Мать зевнула, прикрыв лицо ладонью:

— Показалось, значит. Пойду спать. И ты ложись. Пора, пора.

Зевок матери, такой спокойно-домашний, отозвался во мне раздражением; неожиданно для себя я спросил:

— Скажи, а ты хоть иногда вспоминаешь, как мы жили там... до войны... под Ленинградом?

Она удивленно хмыкнула и ответила:

— Иногда вспоминаю. Особенно почему-то в последнее время. Дружно мы жили, хорошо, вот только граница находилась совсем близко — всегда было тревожно за твоего отца... — Мать вскинула голову и строго прищурилась: — Ты чего это вдруг спрашиваешь?

— Да вот... — я вытащил из кармана помятую телеграмму.

Расправив на столе телеграфный бланк, она еще и пригладила его ладонью, но, прочитав текст, судорожно прихватила телеграмму пальцами, смяла в кулаке и быстро шагнула к своей комнате: у порога комнаты она, должно быть, оступилась, потому что тяжело качнулся стоявший в кухне буфет с посудой.

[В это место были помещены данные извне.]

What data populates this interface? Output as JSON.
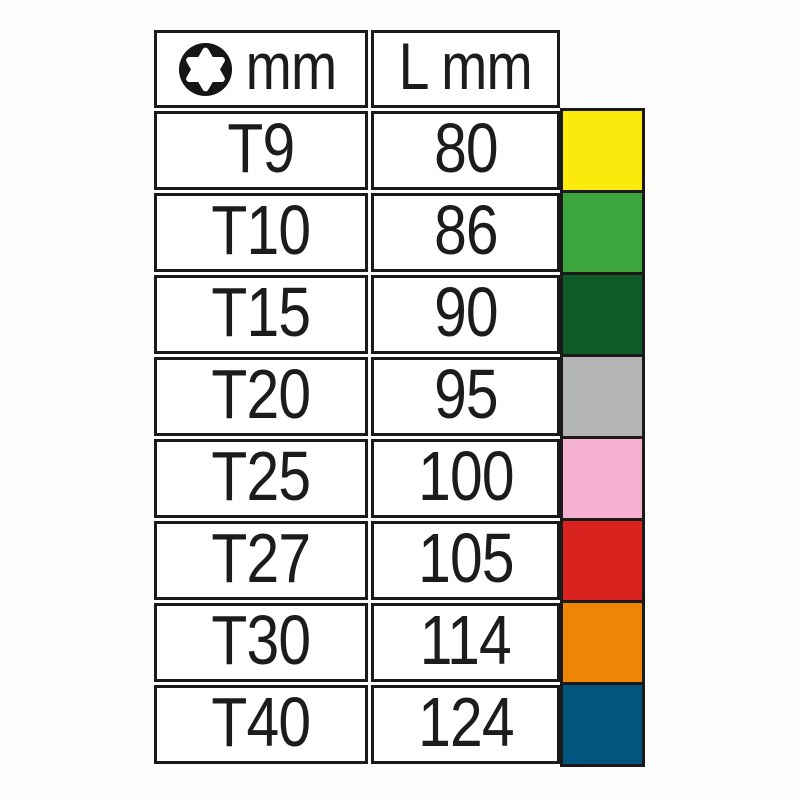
{
  "chart_data": {
    "type": "table",
    "columns": [
      {
        "label": "mm",
        "icon": "torx-icon"
      },
      {
        "label": "L mm"
      }
    ],
    "rows": [
      {
        "size": "T9",
        "length_mm": "80",
        "swatch": "yellow",
        "swatch_hex": "#FCEA0D"
      },
      {
        "size": "T10",
        "length_mm": "86",
        "swatch": "green",
        "swatch_hex": "#3CA63C"
      },
      {
        "size": "T15",
        "length_mm": "90",
        "swatch": "dark-green",
        "swatch_hex": "#0E5B28"
      },
      {
        "size": "T20",
        "length_mm": "95",
        "swatch": "gray",
        "swatch_hex": "#B3B5B4"
      },
      {
        "size": "T25",
        "length_mm": "100",
        "swatch": "pink",
        "swatch_hex": "#F4B1CF"
      },
      {
        "size": "T27",
        "length_mm": "105",
        "swatch": "red",
        "swatch_hex": "#D8231F"
      },
      {
        "size": "T30",
        "length_mm": "114",
        "swatch": "orange",
        "swatch_hex": "#EF8504"
      },
      {
        "size": "T40",
        "length_mm": "124",
        "swatch": "blue",
        "swatch_hex": "#045480"
      }
    ]
  },
  "style": {
    "border_color": "#1A1A1A",
    "text_color": "#1C1C1C",
    "cell_bg": "#FFFFFF"
  }
}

Все получилось у меня нескладно, и я подался было за матерью, но она резко сказала:

— Оставь меня! Понял? Оставь пока.



Поднимаясь по лесенке, я прислушивался к поскрипыванию сухого дерева и удивлялся: раньше скрипа ступенек что-то не замечал. А в комнате, словно справедливости ради, подумал, что не все, видимо, до войны у родителей было так безмятежно, как мне представлялось: один-то раз они ссорились — это точно. И поссорились, кстати, после приезда того человека с Урала, который привез медвежатину. Вечером они засиделись за столом, а меня уложили спать в другой комнате, но я долго не мог уснуть: там завели патефон, правда, музыка звучала приглушенно, но они еще и танцевали — даже сквозь дрему я слышал легкое пошаркивание подошв, стук каблуков матери. Затем кто-то наткнулся на стол, и рюмки словно бы рассмеялись. «Падаете уже от усталости, — сказал отец, — а мне и потанцевать не даете». — «Во-о, какой эгоист, — пробасил гость. — Небось время будет — еще натанцуешься». Но отец заупрямился: «Хватит вам кружиться, а то даже у меня стены перед глазами покачиваются». Мать засмеялась: «Это от вина». А гость сказал, похоже тоже посмеиваясь: «Ну, ладно. — И спросил: — Еще выпьем?» Стало потише, и тогда я уснул, но спал неспокойно — все снился какой-то нудный сон: будто тот человек с чубом хватает отца за грудь и спрашивает: «Знаешь меня? Знаешь?» Проснулся я поздно. Ни отца, ни гостя дома уже не было, а мать казалась совсем невыспавшейся и чем-то очень недовольной. Едва отец, придя обедать, переступил порог, как она сказала: «Так, Коля, нельзя. Ты же его хорошо знаешь. Напиши письмо». Отец хмыкнул: «Это ты его хорошо знаешь. Вчера познакомились еще теснее, — и с раздражением ткнул пальцем в сторону второй комнаты: — Весь пол вон повышаркали». Мать посмотрела на него с изумлением: «Ты что городишь?» Слегка смутившись, отец усмехнулся: «Так я просто, ладно уж... — но сразу опять нахмурился. — А письмо я писать не буду. Товарищи на месте сами разберутся». Мать вскинула голову: «Ко-ля... Мне ли тебе говорить?» — и побледнела так, что на лице явственно проступили веснушки.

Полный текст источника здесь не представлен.